L’idée ici est qu’un objectif aura plus de chance d’être atteint s’il correspond à un besoin plutôt qu’à un désir ou motivé par une peur. Ainsi, il est important, au-delà de l’intention, de vérifier l’origine de sa motivation. Par exemple si ma résolution est d’arrêter de fumer (super bonne intention) mais que je suis motivé(e) par la peur de développer un cancer du poumon ou par crainte que mon partenaire me quitte si je continue de fumer, le risque d’échec est plus grand. En effet, ma décision n’est pas motivée par un besoin personnel mais par un facteur extérieur. Les peurs sont parfois inconscientes, essayez d’être radicalement honnête avec vous-même quand vous questionnez vos motivations (est-ce que je veux vraiment maigrir pour moi ou est-ce que tout au fond j’ai peur qu’on me rejette si je ne suis pas mince?). Attention aussi aux résolutions partagées du type « je le fais si tu le fais ». Là aussi, la motivation risque de vaciller si elle s’appuie en partie sur quelqu’un d’autre. Si vous décidez d’une résolution commune avec une autre personne soyez clair(e) dès le départ sur ce que vous ferez si l’autre change d’avis ou abandonne en cours de route.
Les résolutions nécessitent de la discipline et pour être discipliné(e) il faut savoir être réaliste (objectif atteignable) mais aussi flexible. Si ma résolution est d’être en meilleure forme physique et pour se faire d’aller à la gym, je vais devoir intégrer la ou les séances de gym dans mon emploi du temps de manière à en faire une habitude, une règle de vie.

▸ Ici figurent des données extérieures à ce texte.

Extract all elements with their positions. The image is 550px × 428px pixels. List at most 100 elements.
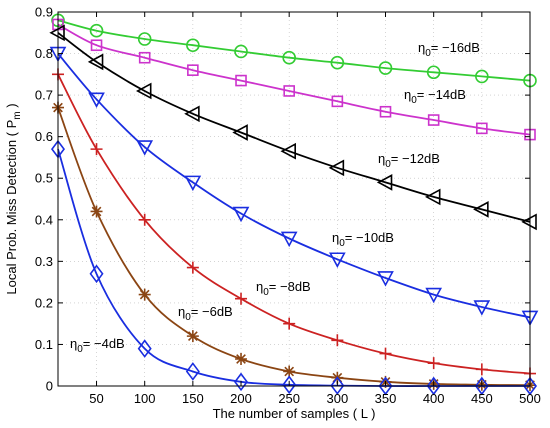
data-point-triangle-down: [88, 92, 105, 108]
data-point-diamond: [330, 376, 345, 395]
series-label: η0= −8dB: [256, 279, 311, 298]
x-tick-label: 450: [471, 391, 493, 406]
data-point-diamond: [523, 376, 537, 396]
series-label-subscript: 0: [77, 344, 83, 355]
data-point-square: [379, 105, 392, 118]
series-label-value: = −6dB: [191, 304, 233, 319]
data-point-diamond: [378, 376, 393, 396]
x-tick-label: 500: [519, 391, 541, 406]
x-tick-label: 200: [230, 391, 252, 406]
series-label-value: = −12dB: [391, 151, 440, 166]
series-label-symbol: η: [70, 336, 77, 351]
series-label-value: = −8dB: [269, 279, 311, 294]
series-label-symbol: η: [178, 304, 185, 319]
series-1: [52, 18, 536, 141]
data-point-square: [138, 51, 151, 64]
data-point-circle: [137, 32, 152, 46]
series-label-subscript: 0: [263, 287, 269, 298]
y-tick-label: 0.2: [35, 295, 53, 310]
x-tick-label: 150: [182, 391, 204, 406]
series-label: η0= −12dB: [378, 151, 440, 170]
data-point-circle: [475, 69, 489, 84]
x-tick-label: 50: [89, 391, 103, 406]
data-point-square: [187, 64, 199, 76]
series-label-symbol: η: [256, 279, 263, 294]
series-label: η0= −6dB: [178, 304, 233, 323]
series-label-value: = −4dB: [83, 336, 125, 351]
y-tick-label: 0.4: [35, 212, 53, 227]
y-axis-title-subscript: m: [12, 111, 23, 119]
series-label-subscript: 0: [385, 159, 391, 170]
data-point-triangle-left: [184, 105, 200, 123]
data-point-diamond: [89, 264, 104, 284]
y-tick-label: 0.1: [35, 337, 53, 352]
data-point-triangle-down: [232, 206, 250, 223]
series-label: η0= −4dB: [70, 336, 125, 355]
series-label: η0= −16dB: [418, 40, 480, 59]
data-point-circle: [426, 65, 441, 80]
y-tick-label: 0: [46, 379, 53, 394]
x-tick-label: 100: [134, 391, 156, 406]
y-tick-label: 0.6: [35, 129, 53, 144]
series-label: η0= −14dB: [404, 87, 466, 106]
y-axis-title: Local Prob. Miss Detection ( Pm ): [4, 103, 23, 294]
data-point-circle: [330, 55, 345, 70]
data-point-square: [476, 122, 488, 135]
data-point-triangle-down: [329, 252, 346, 268]
data-point-square: [331, 95, 344, 108]
data-point-triangle-left: [280, 142, 296, 160]
series-line: [57, 23, 531, 136]
data-point-diamond: [234, 372, 249, 392]
data-point-diamond: [137, 339, 152, 358]
data-point-triangle-left: [376, 174, 393, 191]
data-point-square: [283, 85, 295, 97]
data-point-triangle-down: [184, 175, 202, 192]
data-point-triangle-left: [136, 82, 152, 100]
series-label-value: = −16dB: [431, 40, 480, 55]
data-point-circle: [89, 23, 104, 38]
data-point-asterisk: [138, 288, 151, 301]
data-point-triangle-down: [425, 287, 443, 304]
series-label-symbol: η: [404, 87, 411, 102]
data-point-triangle-left: [424, 188, 441, 206]
series-label-subscript: 0: [185, 312, 191, 323]
data-point-plus: [235, 292, 248, 305]
y-tick-label: 0.7: [35, 88, 53, 103]
data-point-asterisk: [235, 352, 248, 365]
data-point-square: [427, 114, 440, 126]
y-tick-label: 0.9: [35, 5, 53, 20]
data-point-triangle-left: [473, 201, 489, 218]
data-point-diamond: [282, 375, 297, 395]
data-point-plus: [475, 363, 488, 376]
data-point-triangle-left: [232, 124, 248, 141]
series-label-value: = −14dB: [417, 87, 466, 102]
data-point-circle: [234, 44, 248, 59]
series-line: [57, 32, 531, 223]
series-label: η0= −10dB: [332, 230, 394, 249]
data-point-diamond: [426, 376, 441, 396]
y-tick-label: 0.8: [35, 46, 53, 61]
x-tick-label: 300: [326, 391, 348, 406]
series-line: [57, 53, 531, 319]
series-label-symbol: η: [418, 40, 425, 55]
series-label-subscript: 0: [411, 95, 417, 106]
x-axis-title: The number of samples ( L ): [213, 406, 376, 421]
x-tick-label: 400: [423, 391, 445, 406]
data-point-diamond: [185, 362, 200, 381]
data-point-square: [90, 39, 103, 52]
data-point-triangle-left: [328, 159, 345, 177]
series-label-subscript: 0: [339, 238, 345, 249]
data-point-triangle-down: [377, 271, 394, 287]
data-point-asterisk: [186, 330, 199, 343]
data-point-triangle-down: [473, 300, 491, 316]
data-point-circle: [282, 50, 296, 65]
series-label-value: = −10dB: [345, 230, 394, 245]
plot-frame: [57, 11, 531, 387]
data-point-triangle-left: [87, 53, 104, 71]
data-point-plus: [379, 347, 392, 360]
x-tick-label: 350: [375, 391, 397, 406]
series-3: [49, 46, 539, 327]
series-line: [57, 107, 531, 387]
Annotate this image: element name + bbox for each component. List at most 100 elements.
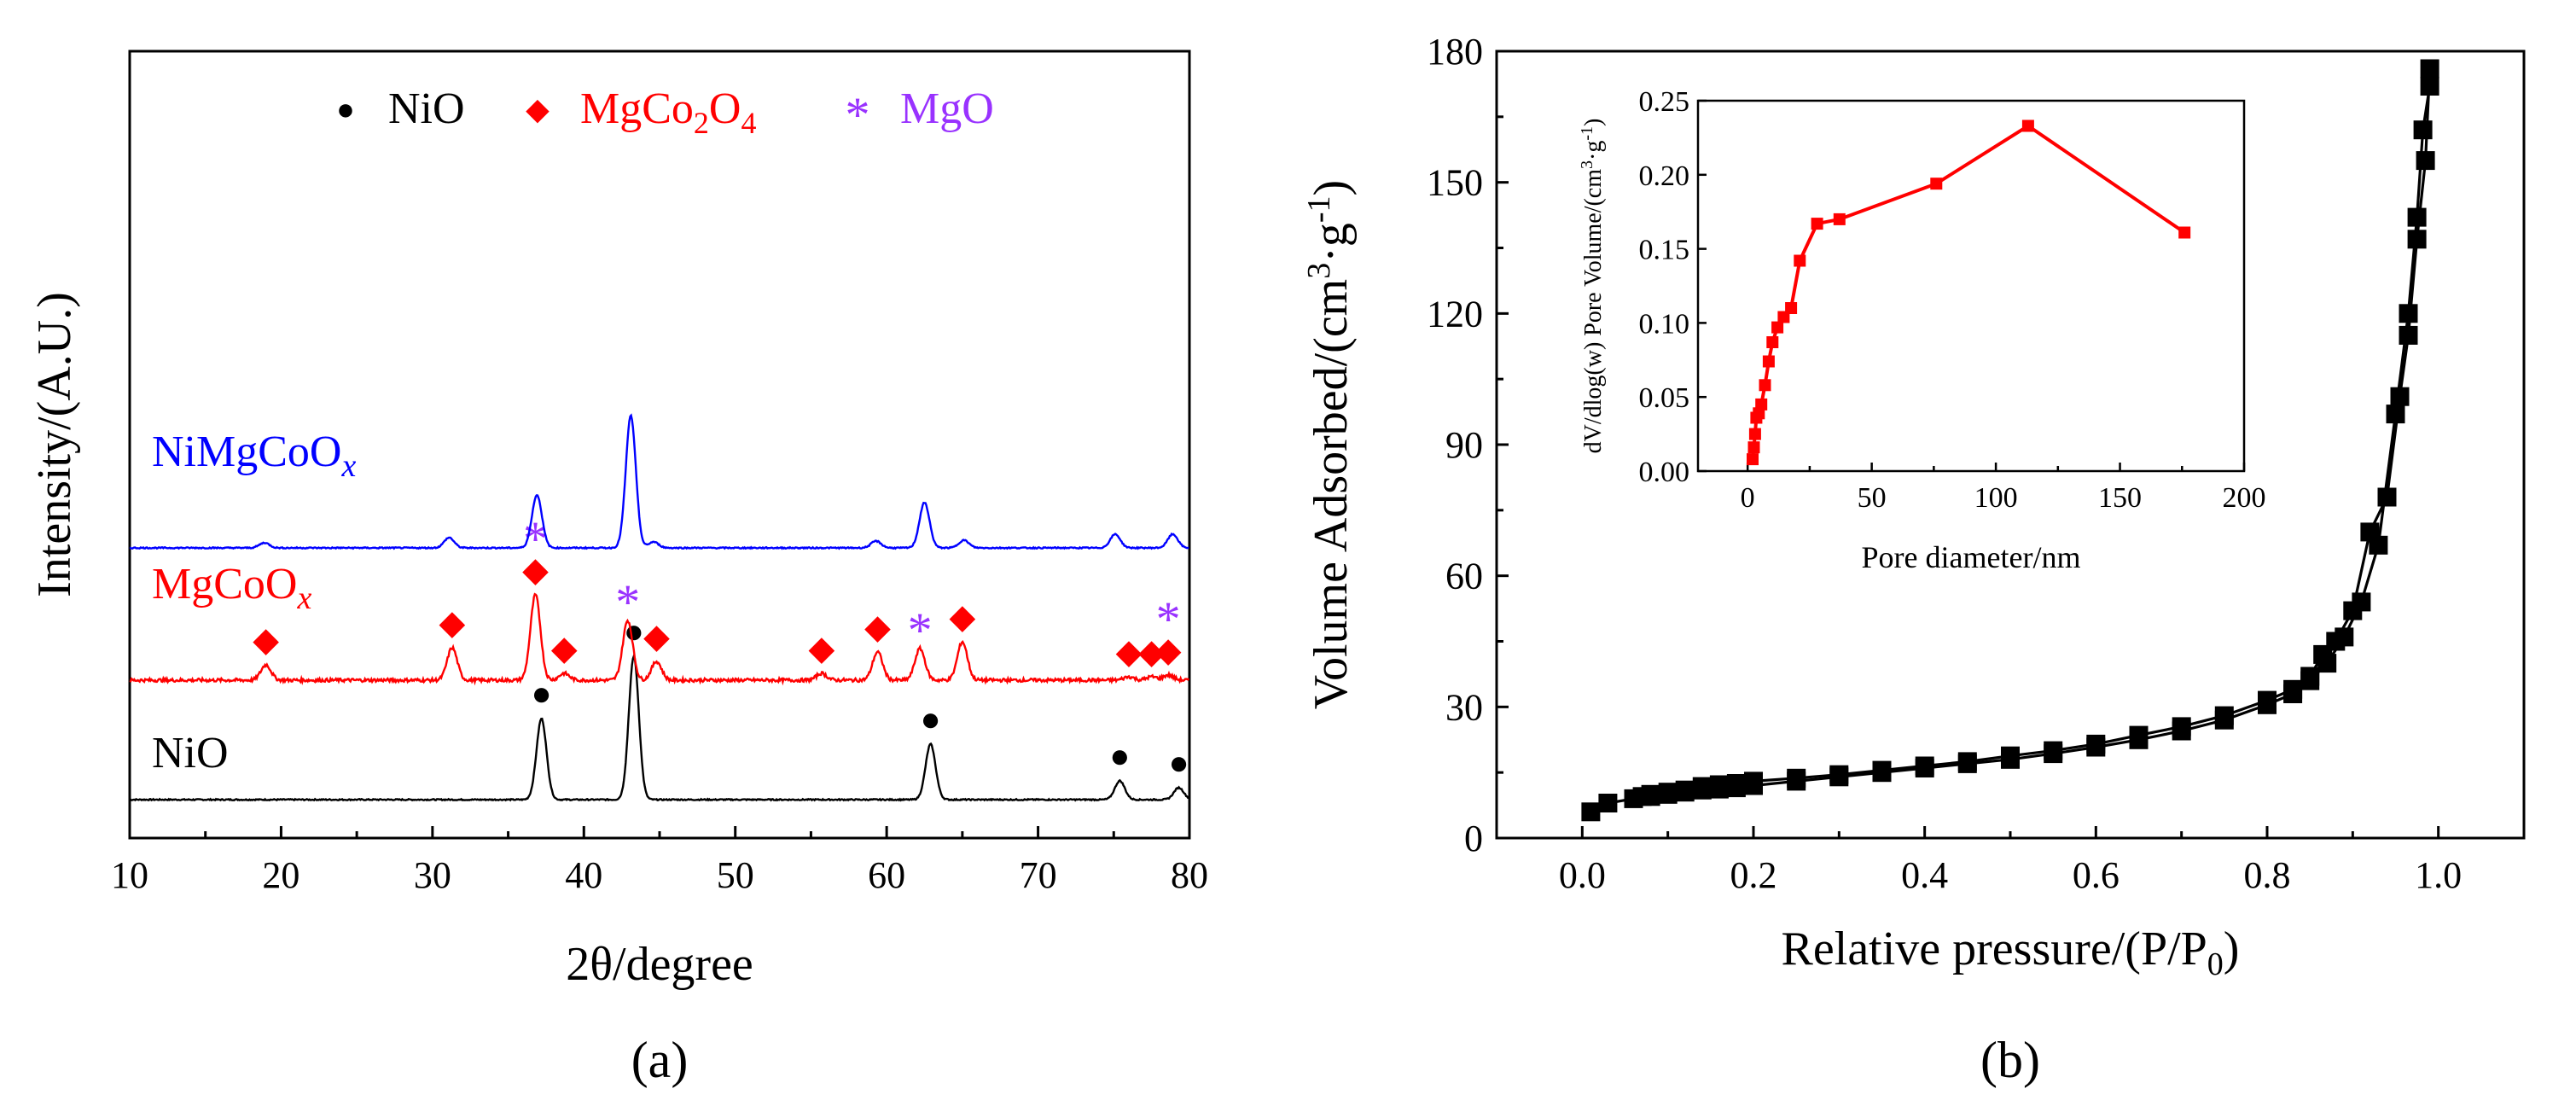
inset-pore-point [2021,119,2034,132]
inset-x-tick-label: 0 [1741,482,1755,514]
inset-pore-point [1833,213,1846,225]
panel-a-x-tick-label: 80 [1171,854,1208,896]
panel-b-desorption-point [1726,774,1746,793]
inset-y-tick-label: 0.10 [1639,308,1690,340]
inset-pore-point [1785,302,1798,314]
inset-frame [1696,99,2246,473]
panel-a-series-label-NiMgCoOx: NiMgCoOx [152,428,356,484]
inset-y-tick-label: 0.25 [1639,86,1690,118]
panel-a-xrd-chart: 10 20 30 40 50 60 70 80 2θ/degree Intensity/(A.U.… [28,49,1208,1088]
panel-b-x-tick-label: 0.8 [2244,854,2291,896]
inset-y-title-superscript: 3 [1578,160,1596,169]
panel-a-legend-symbol: * [846,87,870,143]
inset-y-tick-label: 0.20 [1639,160,1690,192]
panel-a-peak-marker: ◆ [643,617,670,655]
panel-b-label: (b) [1980,1032,2040,1088]
inset-pore-point [1771,321,1784,334]
panel-b-y-tick-label: 0 [1464,818,1483,859]
inset-pore-point [1748,428,1761,440]
panel-a-x-axis-title: 2θ/degree [566,938,753,991]
panel-a-x-tick-label: 40 [565,854,602,896]
inset-x-tick-label: 200 [2223,482,2266,514]
panel-b-desorption-point [2044,741,2063,760]
panel-a-peak-marker: ● [1168,743,1189,782]
panel-a-peak-marker: ◆ [864,608,891,646]
inset-y-tick-label: 0.15 [1639,235,1690,266]
panel-a-legend-label: NiO [388,84,465,133]
legend-label-subscript: 2 [694,106,709,140]
x-title-subscript: 0 [2207,946,2224,982]
panel-b-desorption-point [1675,780,1695,800]
x-title-end: ) [2224,923,2240,975]
inset-pore-point [1747,441,1760,454]
panel-b-y-tick-label: 150 [1427,162,1483,204]
panel-a-label: (a) [631,1032,689,1088]
panel-a-legend-label: MgO [900,84,994,133]
panel-b-desorption-point [2172,717,2191,736]
panel-a-legend-symbol: ◆ [526,92,550,126]
y-title-main: Volume Adsorbed/(cm [1305,279,1358,709]
inset-y-axis-title: dV/dlog(w) Pore Volume/(cm3·g-1) [1578,119,1607,454]
legend-label-text: MgO [900,84,994,133]
series-label-main: NiO [152,729,229,777]
panel-a-legend-symbol: ● [336,92,355,126]
inset-pore-point [1811,218,1823,230]
panel-b-adsorption-point [1581,802,1601,822]
panel-b-adsorption-point [2399,304,2418,323]
panel-b-desorption-point [1744,771,1763,791]
panel-b-desorption-point [2420,59,2439,79]
panel-b-x-tick-label: 0.0 [1559,854,1606,896]
panel-b-desorption-point [2407,230,2427,249]
panel-b-desorption-point [1957,752,1977,771]
panel-a-series-MgCoOx [129,592,1190,686]
panel-b-desorption-point [1829,765,1849,784]
inset-y-tick-label: 0.05 [1639,382,1690,414]
inset-pore-point [2178,226,2191,239]
panel-a-peak-marker: ◆ [551,629,578,667]
inset-x-tick-label: 100 [1974,482,2018,514]
inset-pore-point [1794,254,1806,267]
y-title-end: ) [1305,180,1358,196]
inset-pore-point [1747,453,1759,466]
panel-b-desorption-point [1709,775,1729,795]
panel-a-x-tick-label: 70 [1020,854,1057,896]
series-label-main: NiMgCoO [152,428,341,476]
panel-a-peak-marker: ● [532,674,552,713]
panel-a-legend-label: MgCo2O4 [580,84,756,140]
panel-b-isotherm-chart: 0.0 0.2 0.4 0.6 0.8 1.00306090120150180Relati… [1301,31,2526,1088]
panel-a-x-tick-label: 50 [717,854,754,896]
inset-pore-point [1766,336,1779,348]
panel-b-desorption-point [1658,783,1678,802]
panel-a-series-label-NiO: NiO [152,729,229,777]
panel-a-peak-marker: ◆ [1116,632,1143,671]
panel-b-desorption-point [1692,777,1712,796]
panel-a-peak-marker: ● [921,700,941,738]
panel-b-y-tick-label: 60 [1445,556,1483,597]
inset-y-title-superscript: -1 [1578,126,1596,141]
panel-a-series-label-MgCoOx: MgCoOx [152,560,311,616]
panel-b-adsorption-point [2413,120,2433,140]
inset-x-tick-label: 50 [1858,482,1887,514]
panel-b-y-tick-label: 30 [1445,686,1483,728]
panel-b-x-tick-label: 0.4 [1901,854,1948,896]
inset-x-tick-label: 150 [2098,482,2142,514]
panel-b-desorption-point [2001,746,2020,766]
panel-b-adsorption-point [2386,405,2405,424]
panel-a-peak-marker: * [615,574,640,630]
panel-a-peak-marker: ◆ [439,603,466,642]
panel-a-x-tick-label: 20 [262,854,299,896]
panel-b-desorption-point [1915,756,1934,776]
panel-b-adsorption-point [1598,794,1618,812]
inset-pore-point [1930,178,1943,190]
y-title-superscript: -1 [1301,195,1337,223]
panel-b-desorption-point [1872,760,1892,780]
panel-b-desorption-point [2399,325,2418,345]
panel-a-peak-marker: ◆ [808,629,834,667]
panel-b-adsorption-point [2407,207,2427,227]
panel-b-y-tick-label: 180 [1427,31,1483,73]
legend-label-text: O [709,84,741,133]
legend-label-text: NiO [388,84,465,133]
panel-a-peak-marker: ◆ [1155,631,1182,669]
panel-b-desorption-point [2258,690,2277,710]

En fonction de mes occupations, professionnelles et personnelles, je vais choisir un nombre de séances qui soit raisonnable et m’y tenir. Néanmoins, il faut aussi se donner le droit de déroger parfois à cette règle, sans culpabiliser. Une personne disciplinée saura ne pas trop dévier de son plan initial ou sera capable de modifier ce plan initial et de s’adapter aux circonstances qu’elle ne contrôle pas.
Enfin, récompensez-vous! Pensez à la récompense finale, quand le résultat sera atteint mais réflechissez aussi aux petites gratifications intermédiaires. Elles ne sont pas forcément matérielles, il peut s’agir de félicitations faites à soi-même.
Bonne année à tous et bonnes résolutions!

Bibliographie
Bradshaw, E. L., Sahdra, B. K., Ciarrochi, J., Parker, P. D., Martos, T., & Ryan, R. M. (2021). A configural approach to aspirations: The social breadth of aspiration profiles predicts well-being over and above the intrinsic and extrinsic aspirations that comprise the profiles. Journal of personality and social psychology, 120(1), 226.
Koestner, R., Otis, N., Powers, T. A., Pelletier, L., & Gagnon, H. (2008). Autonomous motivation, controlled motivation, and goal progress. Journal of personality, 76(5), 1201-1230.
Norcross, J. C., & Vangarelli, D. J. (1988). The resolution solution: Longitudinal examination of New Year’s change attempts. Journal of substance abuse, 1(2), 127-134.
Oscarsson, M., Carlbring, P., Andersson, G., & Rozental, A. (2020). A large-scale experiment on New Year’s resolutions: Approach-oriented goals are more successful than avoidance-oriented goals. PLoS One, 15(12), e0234097.